第32話 微かな希望
画面には若い頃のエリザとレイナが映っていた。二人は研究室で微笑みながら、何かの実験をしている。
「彼女たちは元々、世界を救おうとしていた。エリザの母も環境活動家だった」
次の映像——幼いエリザが母と森を歩く姿。小川で水を汲み、チューリップを摘む母娘。
ヴァージニアが息を呑んだ。
「チューリップ…」
「エリザの母は自然を愛した。だが工場の汚染と戦い、最後は…」
ハーヴェイは言葉を濁した。
「殺されたのか」
ティムが低い声で言った。
「公式には事故だ。だがエリザは信じなかった」
老人は杖を握りしめた。
「その後、エリザは科学の道を選んだ。母の夢を実現するために」
映像が変わり、エリザとアラン、そして幼いサラが映った。公園で遊ぶ家族の幸せそうな姿。
「彼女にも家族がいた。だが大崩壊で…」
「失ったのね」
メアリーが静かに言った。
「だからティム一家を見ると、彼女は…」
ハーヴェイは頷いた。
「過去の亡霊を見ているのだろう」
老人は最後の映像を見せた。レイナが一人、研究室で働く姿。
「レイナは罪の意識に苛まれながらも、解決策を探し続けた。13年間、一人で」
「でも一人じゃ限界がある」
アールが呟いた。
「その通りだ、少年よ」
ハーヴェイは優しく微笑んだ。
「だからお前たちが必要なのかもしれない」
老人は立ち上がり、本棚から小さな封筒を取り出した。
「レイナが残したものだ。『もしティム一家が来たら』と」
封筒の中には手書きのメモがあった。
『Dahlia、Tulip、River(川)——母の愛した花と、全ての始まりの場所』
ヴァージニアがスケッチブックを開いた。
「私、チューリップばかり描いてた」
「偶然ではないかもしれん」
ハーヴェイは意味深に言った。
「運命は不思議な形で繋がる」
ここで、沈黙の会話が始まった。
ハーヴェイとヴァージニアは、言葉を交わさずに見つめ合った。老人は静かにスケッチブックに手を伸ばし、ヴァージニアは躊躇いなくそれを差し出した。

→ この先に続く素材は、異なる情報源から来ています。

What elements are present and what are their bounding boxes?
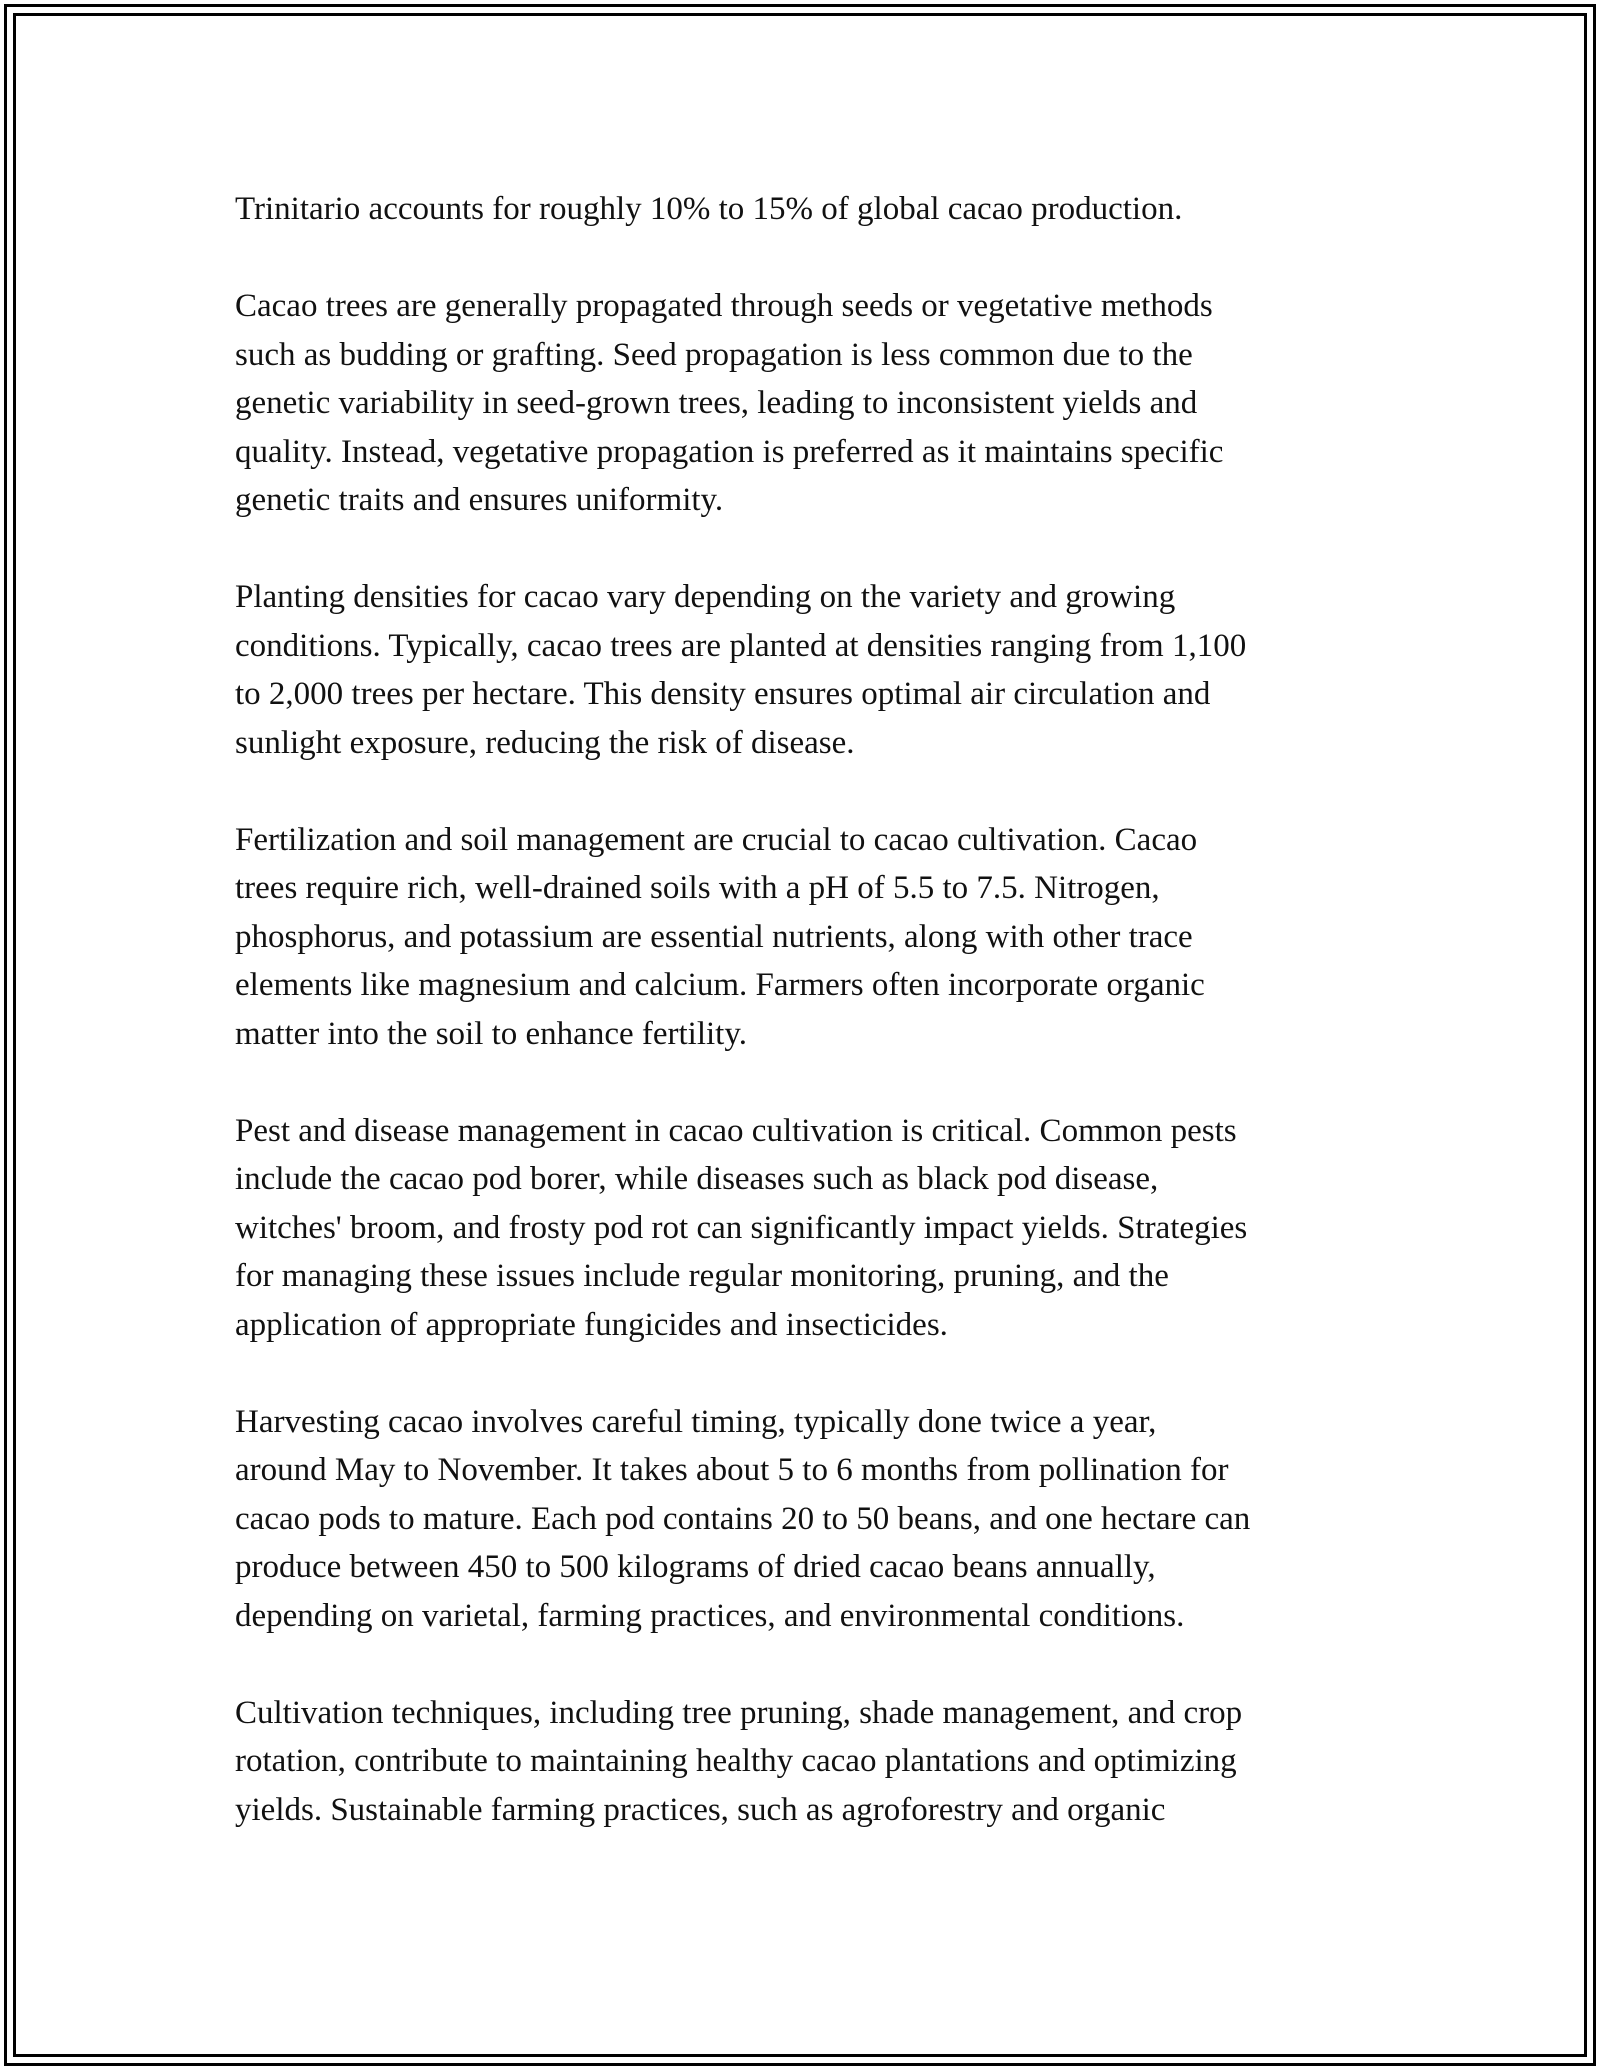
document-body bbox=[235, 185, 1395, 1883]
paragraph-propagation: Cacao trees are generally propagated through seeds or vegetative methods such as budding or grafting. Seed propagation is less common due to the genetic variability in seed-grown trees, leading to inconsistent yields and quality. Instead, vegetative propagation is preferred as it maintains specific genetic traits and ensures uniformity. bbox=[235, 288, 1224, 518]
paragraph-fertilization: Fertilization and soil management are crucial to cacao cultivation. Cacao trees require rich, well-drained soils with a pH of 5.5 to 7.5. Nitrogen, phosphorus, and potassium are essential nutrients, along with other trace elements like magnesium and calcium. Farmers often incorporate organic matter into the soil to enhance fertility. bbox=[235, 821, 1205, 1052]
paragraph-cultivation-techniques: Cultivation techniques, including tree pruning, shade management, and crop rotation, contribute to maintaining healthy cacao plantations and optimizing yields. Sustainable farming practices, such as agroforestry and organic bbox=[235, 1694, 1243, 1828]
paragraph-harvesting: Harvesting cacao involves careful timing, typically done twice a year, around May to November. It takes about 5 to 6 months from pollination for cacao pods to mature. Each pod contains 20 to 50 beans, and one hectare can produce between 450 to 500 kilograms of dried cacao beans annually, depending on varietal, farming practices, and environmental conditions. bbox=[235, 1403, 1251, 1634]
paragraph-trinitario: Trinitario accounts for roughly 10% to 15% of global cacao production. bbox=[235, 191, 1183, 227]
paragraph-pest-management: Pest and disease management in cacao cultivation is critical. Common pests include the cacao pod borer, while diseases such as black pod disease, witches' broom, and frosty pod rot can significantly impact yields. Strategies for managing these issues include regular monitoring, pruning, and the application of appropriate fungicides and insecticides. bbox=[235, 1112, 1248, 1343]
paragraph-planting-density: Planting densities for cacao vary depending on the variety and growing conditions. Typically, cacao trees are planted at densities ranging from 1,100 to 2,000 trees per hectare. This density ensures optimal air circulation and sunlight exposure, reducing the risk of disease. bbox=[235, 579, 1247, 761]
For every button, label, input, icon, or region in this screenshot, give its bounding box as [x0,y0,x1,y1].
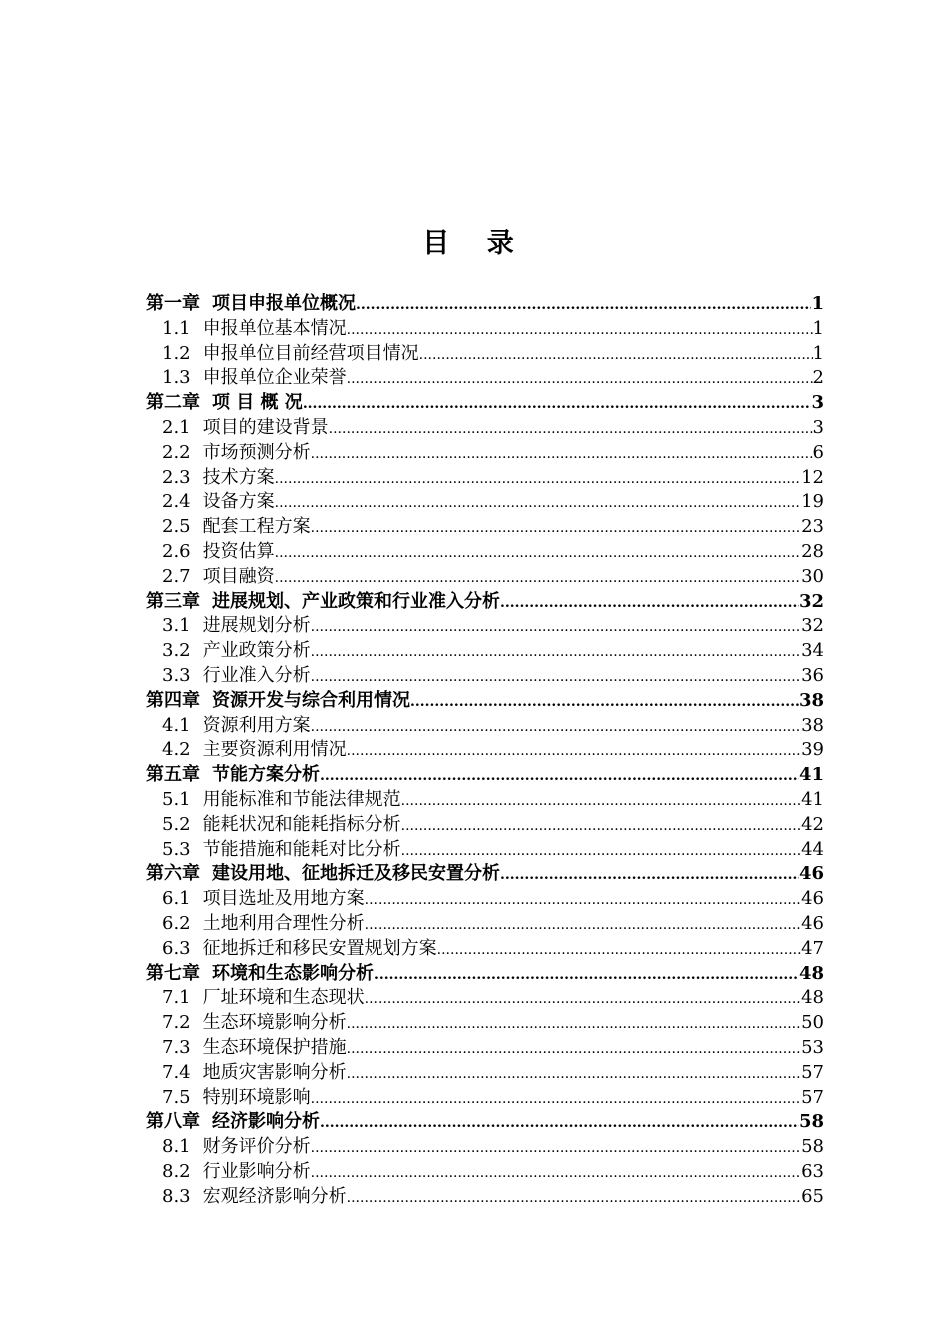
toc-page-number: 32 [798,590,824,612]
toc-entry-number: 5.2 [162,813,191,835]
toc-entry-number: 3.1 [162,615,191,637]
toc-chapter-entry[interactable] [146,292,824,317]
toc-dot-leader [401,814,801,838]
toc-page-number: 30 [801,565,824,587]
toc-dot-leader [303,392,812,416]
toc-entry-number: 2.3 [162,466,191,488]
toc-entry-number: 2.4 [162,491,191,513]
toc-entry-number: 第六章 [146,863,200,885]
toc-section-entry[interactable] [146,887,824,912]
document-title: 目 录 [422,228,528,259]
toc-entry-number: 第三章 [146,590,200,612]
toc-dot-leader [401,839,801,863]
toc-entry-number: 第四章 [146,689,200,711]
toc-entry-title: 生态环境影响分析 [202,1012,347,1034]
toc-section-entry[interactable] [146,639,824,664]
toc-entry-title: 主要资源利用情况 [202,739,347,761]
toc-page-number: 19 [801,491,824,513]
toc-section-entry[interactable] [146,441,824,466]
toc-page-number: 38 [798,689,824,711]
toc-dot-leader [311,715,801,739]
toc-section-entry[interactable] [146,937,824,962]
toc-entry-title: 项目申报单位概况 [212,293,356,314]
toc-entry-title: 资源开发与综合利用情况 [212,689,410,711]
toc-chapter-entry[interactable] [146,763,824,788]
toc-page-number: 63 [801,1160,824,1182]
toc-entry-title: 能耗状况和能耗指标分析 [202,813,401,835]
toc-page-number: 12 [801,466,824,488]
toc-page-number: 2 [812,367,824,389]
toc-section-entry[interactable] [146,738,824,763]
toc-dot-leader [365,913,801,937]
toc-entry-title: 地质灾害影响分析 [202,1061,347,1083]
toc-dot-leader [311,615,801,639]
toc-dot-leader [311,665,801,689]
toc-page-number: 48 [801,987,824,1009]
toc-dot-leader [275,467,801,491]
toc-page-number: 39 [801,739,824,761]
toc-entry-title: 经济影响分析 [212,1111,320,1133]
toc-dot-leader [401,789,801,813]
toc-page-number: 57 [801,1086,824,1108]
toc-entry-number: 2.2 [162,441,191,463]
toc-entry-number: 5.3 [162,838,191,860]
toc-entry-title: 市场预测分析 [202,441,311,463]
toc-dot-leader [311,1136,801,1160]
toc-chapter-entry[interactable] [146,962,824,987]
toc-entry-title: 项目融资 [202,565,275,587]
toc-entry-number: 2.6 [162,540,191,562]
toc-entry-title: 投资估算 [202,540,275,562]
toc-page-number: 58 [801,1136,824,1158]
toc-dot-leader [320,764,799,788]
toc-chapter-entry[interactable] [146,391,824,416]
toc-entry-title: 技术方案 [202,466,275,488]
toc-entry-title: 宏观经济影响分析 [202,1185,347,1207]
toc-page-number: 41 [801,788,824,810]
toc-page-number: 34 [801,640,824,662]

ページをめくる音だけが響く中、ハーヴェイの表情が次第に変化していく。驚き、理解、そして深い感慨。単眼鏡越しの瞳に、涙が浮かんだ。
ヴァージニアは老人の手を取り、自分の鉛筆を握らせた。ハーヴェイは震える手で、スケッチブックの余白に何かを描き始める——それは、チューリップの球根だった。
二人は顔を見合わせ、同時に小さく頷いた。言葉はいらなかった。芸術を通じて、世代を超えた理解が生まれていた。
「私たちは何を閉じ込めているんだ?」
アールが突然呟いた。セクター7の壁の落書きを思い出していた。
ハーヴェイは振り返り、深い意味を込めて答えた。
「希望を、だよ」
突然、警報が鳴り響いた。
「時間だ。戻れ」
警備員が現れ、家族を急かした。
ハーヴェイは最後に言った。
「真実を知った今、どう生きるかはお前たち次第だ」
「でも忘れるな。絶望の中にも、必ず希望はある」
家族がエレベーターに乗り込む前、老人は小声で付け加えた。
「エリザの心を開く鍵は、お前たちが持っているかもしれん」
扉が閉まり、家族は再び地上へと戻っていった。
テントに戻ると、メアリーはメモを見つめた。
「Dahlia、Tulip、River…」
「レイナが残した暗号?」
アールが推理した。
「きっと意味があるよ」
ヴァージニアはスケッチブックのチューリップを見つめた。
「エリザさんも、お母さんが好きだったんだね」
「みんな、家族を愛してた」
ジュディが小さく言った。
ティムは家族を見回した。
「俺たちは生きてる。それが大事だ」
メアリーは子供たちを抱き寄せた。
「何があっても一緒よ」
囁いた。
窓の外では、灰嵐が激しさを増していた。遠くで赤い光が不規則に瞬き、何かが近づいているような不穏な気配が漂っていた。赤い光が踊ってる。きれい。こわい。きれい——ジュディの内なる声が響いた。
しかし今夜、家族は新たな知識と共に眠りについた。この世界の真実、エリザとレイナの過去、そして自分たちが果たすべき役割について。
「俺たちは何を閉じ込めているんだ?」
アールの問いが、闇の中で反響していた。
運命の歯車は、確実に動き始めていた。